California’s new diversity reporting law requires VC firms affiliated with California to report demographic data on the founding teams of their portfolio companies, with an initial deadline of April. Unlike some corporate diversity efforts that have faced legal challenges, the law focuses on transparency rather than mandates, requiring reporting but not quotas. For companies like CherryRock, which already tracks and prioritizes investments in diverse founders, compliance is, as Brown-Philpott puts it, “a stake.” “You achieve what you measure.”

Brown Philpott’s perspective is informed by her vantage point across multiple institutions. In addition to Cherryrock, she serves on the boards of HP, StockX, and Stanford University, providing insight to both enterprise buyers and the next generation of founders. At Stanford University, students are watching as they answer questions about the impact of AI on employment. “What we see on campus is students charting paths and finding ways to create opportunities for themselves,” she says.

Her portfolio reflects her thesis.
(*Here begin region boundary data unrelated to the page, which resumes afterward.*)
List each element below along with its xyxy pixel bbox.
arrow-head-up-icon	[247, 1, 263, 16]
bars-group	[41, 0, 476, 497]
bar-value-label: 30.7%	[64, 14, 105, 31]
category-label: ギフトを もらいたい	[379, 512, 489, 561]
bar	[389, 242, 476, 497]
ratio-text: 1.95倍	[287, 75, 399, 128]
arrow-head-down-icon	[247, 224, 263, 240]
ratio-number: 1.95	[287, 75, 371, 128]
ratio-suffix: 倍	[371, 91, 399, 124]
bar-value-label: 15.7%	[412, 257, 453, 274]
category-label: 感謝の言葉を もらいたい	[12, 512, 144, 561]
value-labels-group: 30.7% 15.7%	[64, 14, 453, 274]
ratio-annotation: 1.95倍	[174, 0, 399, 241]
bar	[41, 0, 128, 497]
One of the investments is Coactive AI, led by Cody Coleman, an MIT alumnus who earned advanced degrees in philosophy and engineering from MIT and Stanford. The company provides multimodal AI infrastructure to the media and entertainment industry. The industry is currently under intense scrutiny following controversy surrounding AI-generated content. Cherry Rock led Co-Active’s Series B with Emerson Collective.

Another bet is Vitable Health, founded by Thiel fellow and Y Combinator alum Joseph Kitonga. The Philadelphia-based company provides on-demand, primary care-based health insurance to employers and hourly workers. Brown-Philpott is a group of people I knew well as TaskRabbit’s CEO during its last years as an independent company. Mr. Kitonga is “exactly the kind of founder we want to support,” Mr. Brown-Philpott said. “He does what he says he’s going to do.” Brown-Philpot first invested in Vitable’s seed stage through his work with SoftBank Opportunity Fund.
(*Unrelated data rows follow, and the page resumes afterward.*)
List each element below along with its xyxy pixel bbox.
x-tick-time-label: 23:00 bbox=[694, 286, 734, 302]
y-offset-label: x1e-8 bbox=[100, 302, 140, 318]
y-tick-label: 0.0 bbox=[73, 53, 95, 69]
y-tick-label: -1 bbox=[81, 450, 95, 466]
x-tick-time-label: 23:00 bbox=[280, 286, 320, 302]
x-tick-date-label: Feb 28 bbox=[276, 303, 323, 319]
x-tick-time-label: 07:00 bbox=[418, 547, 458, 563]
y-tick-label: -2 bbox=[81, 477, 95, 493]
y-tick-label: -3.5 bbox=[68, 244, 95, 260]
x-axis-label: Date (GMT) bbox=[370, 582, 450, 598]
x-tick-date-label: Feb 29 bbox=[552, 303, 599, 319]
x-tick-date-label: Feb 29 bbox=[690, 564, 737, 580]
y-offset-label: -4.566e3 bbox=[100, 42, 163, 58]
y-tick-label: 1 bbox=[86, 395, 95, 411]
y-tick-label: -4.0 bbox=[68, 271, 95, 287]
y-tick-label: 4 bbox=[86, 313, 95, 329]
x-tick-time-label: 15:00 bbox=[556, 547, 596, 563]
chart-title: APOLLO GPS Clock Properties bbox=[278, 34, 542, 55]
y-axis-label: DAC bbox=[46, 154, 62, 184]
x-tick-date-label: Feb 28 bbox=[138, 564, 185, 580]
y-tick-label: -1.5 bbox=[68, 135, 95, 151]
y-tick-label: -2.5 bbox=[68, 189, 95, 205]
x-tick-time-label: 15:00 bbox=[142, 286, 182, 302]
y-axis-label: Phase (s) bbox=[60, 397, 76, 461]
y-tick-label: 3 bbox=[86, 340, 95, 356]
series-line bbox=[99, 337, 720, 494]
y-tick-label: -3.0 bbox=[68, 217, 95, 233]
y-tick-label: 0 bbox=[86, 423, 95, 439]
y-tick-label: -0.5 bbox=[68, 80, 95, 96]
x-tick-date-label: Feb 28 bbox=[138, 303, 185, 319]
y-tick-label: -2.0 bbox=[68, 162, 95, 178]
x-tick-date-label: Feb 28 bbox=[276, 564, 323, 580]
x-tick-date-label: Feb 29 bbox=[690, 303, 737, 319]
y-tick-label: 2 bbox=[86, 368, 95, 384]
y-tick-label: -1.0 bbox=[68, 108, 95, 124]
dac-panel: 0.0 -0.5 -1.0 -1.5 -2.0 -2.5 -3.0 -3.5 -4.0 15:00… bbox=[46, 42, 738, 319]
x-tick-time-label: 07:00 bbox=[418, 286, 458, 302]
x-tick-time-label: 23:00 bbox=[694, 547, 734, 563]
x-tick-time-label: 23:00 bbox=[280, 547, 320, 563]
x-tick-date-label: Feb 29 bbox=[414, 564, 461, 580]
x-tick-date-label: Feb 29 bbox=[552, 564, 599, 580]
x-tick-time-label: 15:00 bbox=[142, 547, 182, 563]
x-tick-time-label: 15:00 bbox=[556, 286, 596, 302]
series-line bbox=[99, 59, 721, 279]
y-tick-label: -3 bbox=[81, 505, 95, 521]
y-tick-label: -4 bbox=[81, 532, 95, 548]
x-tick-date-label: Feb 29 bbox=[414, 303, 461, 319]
When asked about his business philosophy, Brown-Philpott is pragmatic about exits. “It’s a very difficult thing to publish,” she says. “Most companies don’t go public, they get acquired.” This is a refreshingly honest view of an industry that often overpromises the prospect of an IPO. She points to the sale of TaskRabbit to IKEA as proof that the right acquisition can create lasting value.
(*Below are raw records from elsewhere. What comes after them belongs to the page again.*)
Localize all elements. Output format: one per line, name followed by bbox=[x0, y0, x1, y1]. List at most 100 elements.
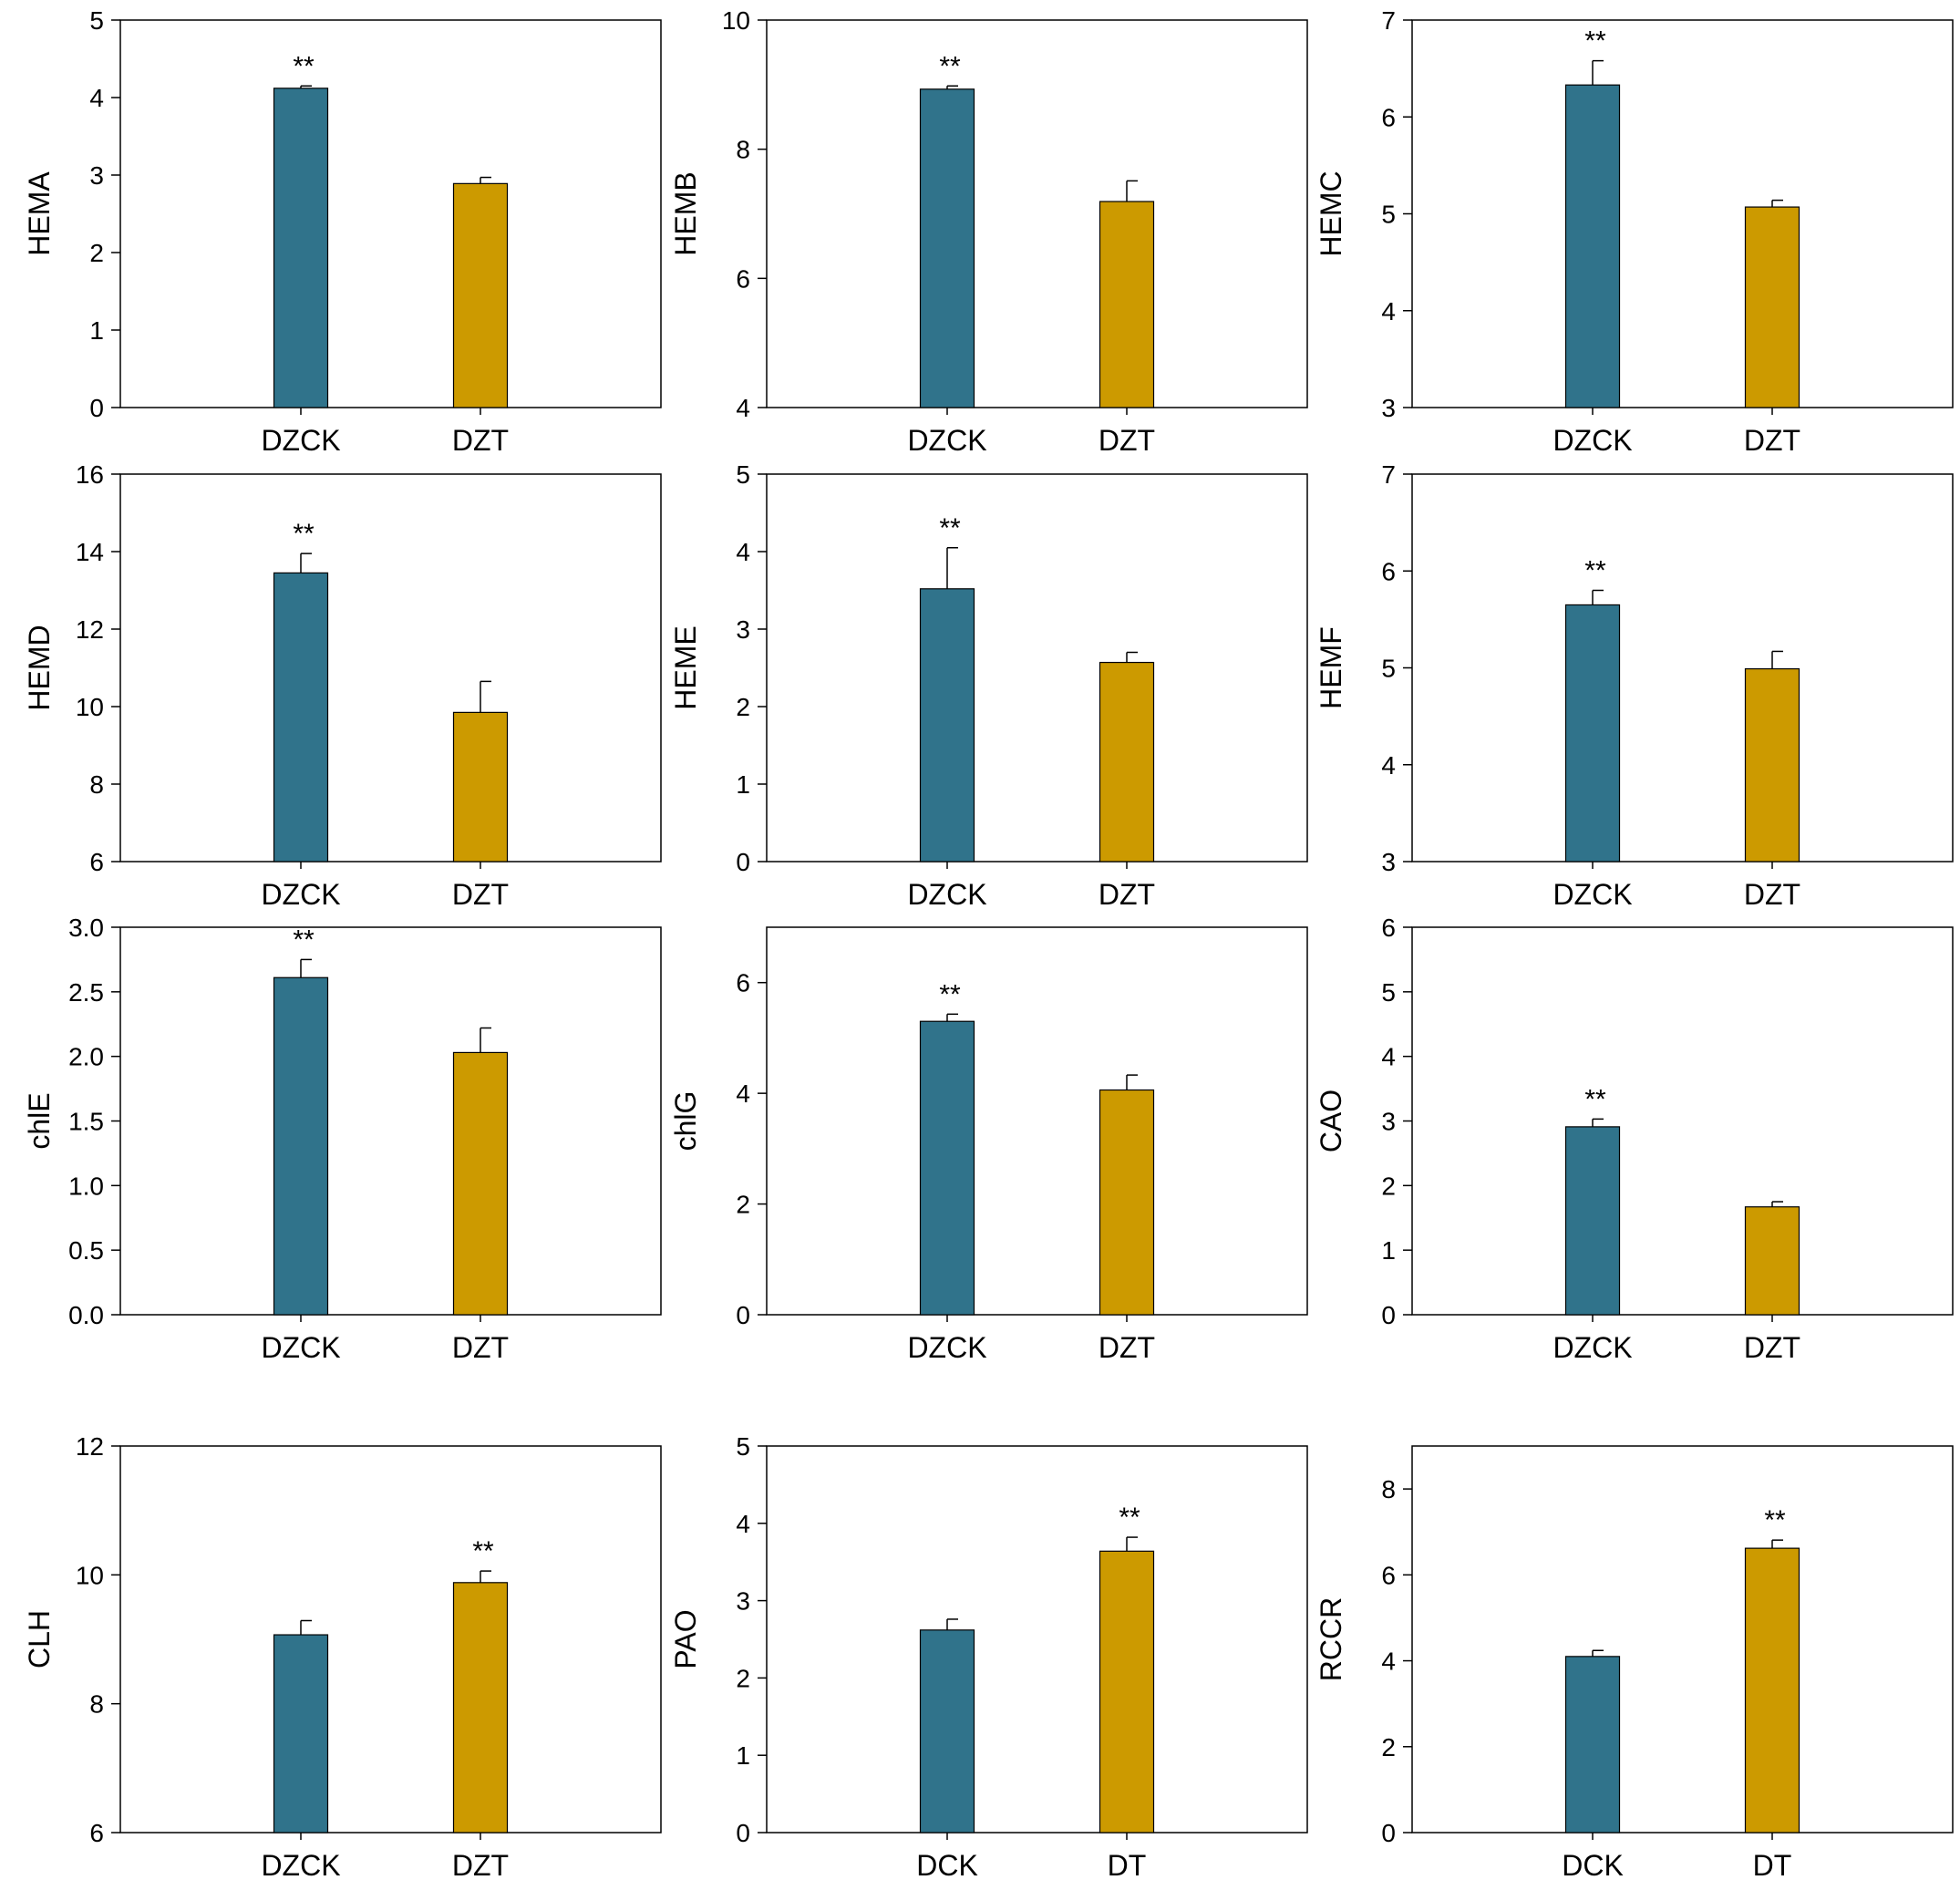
x-category-label: DZT bbox=[1099, 424, 1155, 457]
x-category-label: DZCK bbox=[261, 878, 340, 911]
y-tick-label: 6 bbox=[1381, 1561, 1396, 1589]
chart-panel-hemc: 3 4 5 6 7 HEMC ** DZCK DZT bbox=[1315, 6, 1954, 457]
bar-dzt bbox=[1744, 1206, 1800, 1316]
x-category-label: DZT bbox=[452, 1331, 509, 1364]
y-axis-label: HEMC bbox=[1315, 170, 1347, 256]
x-category-label: DT bbox=[1108, 1849, 1147, 1880]
bar-dzt bbox=[452, 182, 509, 408]
x-category-label: DZT bbox=[452, 424, 509, 457]
x-category-label: DZT bbox=[452, 1849, 509, 1880]
x-category-label: DZT bbox=[1744, 424, 1800, 457]
y-tick-label: 4 bbox=[1381, 297, 1396, 325]
x-category-label: DZCK bbox=[907, 1331, 986, 1364]
significance-marker: ** bbox=[1584, 1084, 1606, 1114]
y-axis-label: HEME bbox=[669, 625, 702, 709]
x-category-label: DT bbox=[1753, 1849, 1792, 1880]
x-category-label: DZCK bbox=[261, 424, 340, 457]
x-category-label: DZCK bbox=[907, 878, 986, 911]
y-tick-label: 4 bbox=[736, 538, 750, 566]
plot-frame bbox=[766, 473, 1308, 863]
bar-dzck bbox=[1564, 1126, 1621, 1316]
plot-frame bbox=[119, 926, 662, 1316]
y-axis-label: RCCR bbox=[1315, 1597, 1347, 1681]
bar-dzck bbox=[1564, 84, 1621, 408]
chart-panel-rccr: 0 2 4 6 8 RCCR DCK ** DT bbox=[1315, 1445, 1954, 1880]
x-category-label: DZCK bbox=[1553, 424, 1632, 457]
y-axis-label: PAO bbox=[669, 1609, 702, 1668]
y-axis-label: chlG bbox=[669, 1091, 702, 1152]
y-tick-label: 10 bbox=[76, 1561, 104, 1589]
y-tick-label: 6 bbox=[1381, 914, 1396, 942]
y-tick-label: 1.5 bbox=[68, 1108, 104, 1136]
bar-dzt bbox=[1099, 1089, 1155, 1316]
y-tick-label: 2 bbox=[1381, 1733, 1396, 1761]
bar-dt bbox=[1744, 1547, 1800, 1834]
x-category-label: DCK bbox=[1562, 1849, 1624, 1880]
chart-panel-hemb: 4 6 8 10 HEMB ** DZCK DZT bbox=[669, 6, 1308, 457]
significance-marker: ** bbox=[1584, 26, 1606, 57]
chart-panel-pao: 0 1 2 3 4 5 PAO DCK ** DT bbox=[669, 1432, 1308, 1880]
y-tick-label: 4 bbox=[89, 84, 104, 112]
y-tick-label: 8 bbox=[736, 136, 750, 164]
plot-frame bbox=[119, 1445, 662, 1834]
y-tick-label: 10 bbox=[722, 6, 750, 35]
significance-marker: ** bbox=[293, 51, 315, 81]
y-tick-label: 6 bbox=[89, 1819, 104, 1847]
plot-frame bbox=[1411, 926, 1954, 1316]
y-tick-label: 2.0 bbox=[68, 1043, 104, 1071]
y-tick-label: 5 bbox=[1381, 655, 1396, 683]
y-tick-label: 8 bbox=[1381, 1475, 1396, 1503]
y-tick-label: 14 bbox=[76, 538, 104, 566]
y-tick-label: 0 bbox=[1381, 1301, 1396, 1329]
bar-dck bbox=[919, 1629, 975, 1834]
y-axis-label: HEMB bbox=[669, 171, 702, 255]
x-category-label: DZCK bbox=[261, 1849, 340, 1880]
significance-marker: ** bbox=[472, 1536, 494, 1566]
significance-marker: ** bbox=[293, 925, 315, 955]
y-tick-label: 4 bbox=[1381, 1648, 1396, 1676]
y-tick-label: 6 bbox=[89, 848, 104, 876]
y-tick-label: 4 bbox=[1381, 1043, 1396, 1071]
y-tick-label: 4 bbox=[736, 1510, 750, 1538]
y-tick-label: 1 bbox=[89, 316, 104, 345]
y-axis-label: HEMA bbox=[23, 171, 56, 256]
chart-panel-hemd: 6 8 10 12 14 16 HEMD ** DZCK DZT bbox=[23, 460, 662, 911]
significance-marker: ** bbox=[939, 979, 961, 1009]
y-tick-label: 0 bbox=[736, 848, 750, 876]
bar-dzck bbox=[919, 88, 975, 408]
plot-frame bbox=[766, 19, 1308, 408]
y-tick-label: 3 bbox=[736, 615, 750, 644]
y-tick-label: 5 bbox=[1381, 201, 1396, 229]
y-tick-label: 5 bbox=[89, 6, 104, 35]
bar-dzt bbox=[452, 1582, 509, 1834]
significance-marker: ** bbox=[1119, 1503, 1140, 1533]
y-tick-label: 0 bbox=[736, 1301, 750, 1329]
chart-panel-cao: 0 1 2 3 4 5 6 CAO ** DZCK DZT bbox=[1315, 914, 1954, 1364]
y-tick-label: 3 bbox=[1381, 1108, 1396, 1136]
y-tick-label: 12 bbox=[76, 615, 104, 644]
plot-frame bbox=[1411, 19, 1954, 408]
y-tick-label: 5 bbox=[1381, 978, 1396, 1007]
significance-marker: ** bbox=[939, 51, 961, 81]
y-tick-label: 2 bbox=[1381, 1172, 1396, 1200]
bar-dzck bbox=[919, 588, 975, 863]
y-tick-label: 0.0 bbox=[68, 1301, 104, 1329]
plot-frame bbox=[1411, 473, 1954, 863]
plot-frame bbox=[766, 1445, 1308, 1834]
bar-dzck bbox=[919, 1020, 975, 1316]
y-tick-label: 0.5 bbox=[68, 1236, 104, 1265]
y-tick-label: 1 bbox=[1381, 1236, 1396, 1265]
bar-dzt bbox=[452, 1051, 509, 1316]
bar-dzt bbox=[452, 711, 509, 863]
bar-dzt bbox=[1744, 206, 1800, 408]
x-category-label: DZCK bbox=[1553, 1331, 1632, 1364]
y-axis-label: CLH bbox=[23, 1610, 56, 1668]
y-tick-label: 3 bbox=[1381, 394, 1396, 422]
y-tick-label: 0 bbox=[1381, 1819, 1396, 1847]
y-tick-label: 3.0 bbox=[68, 914, 104, 942]
y-tick-label: 6 bbox=[1381, 557, 1396, 585]
plot-frame bbox=[119, 473, 662, 863]
y-tick-label: 6 bbox=[736, 264, 750, 293]
bar-dzt bbox=[1099, 201, 1155, 408]
y-tick-label: 3 bbox=[736, 1587, 750, 1616]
For 2026, Brown Philpott’s priorities are simple. This means “actively investing capital.” She looks for Series A and B companies that have achieved product-market fit at scale and let their founders define what that means. And while the broader venture ecosystem debates the future of diversity efforts, she’s focused on finding great founders everywhere.

“I’m from Detroit,” she says. “Difficult things are difficult, but we know how to do difficult things.”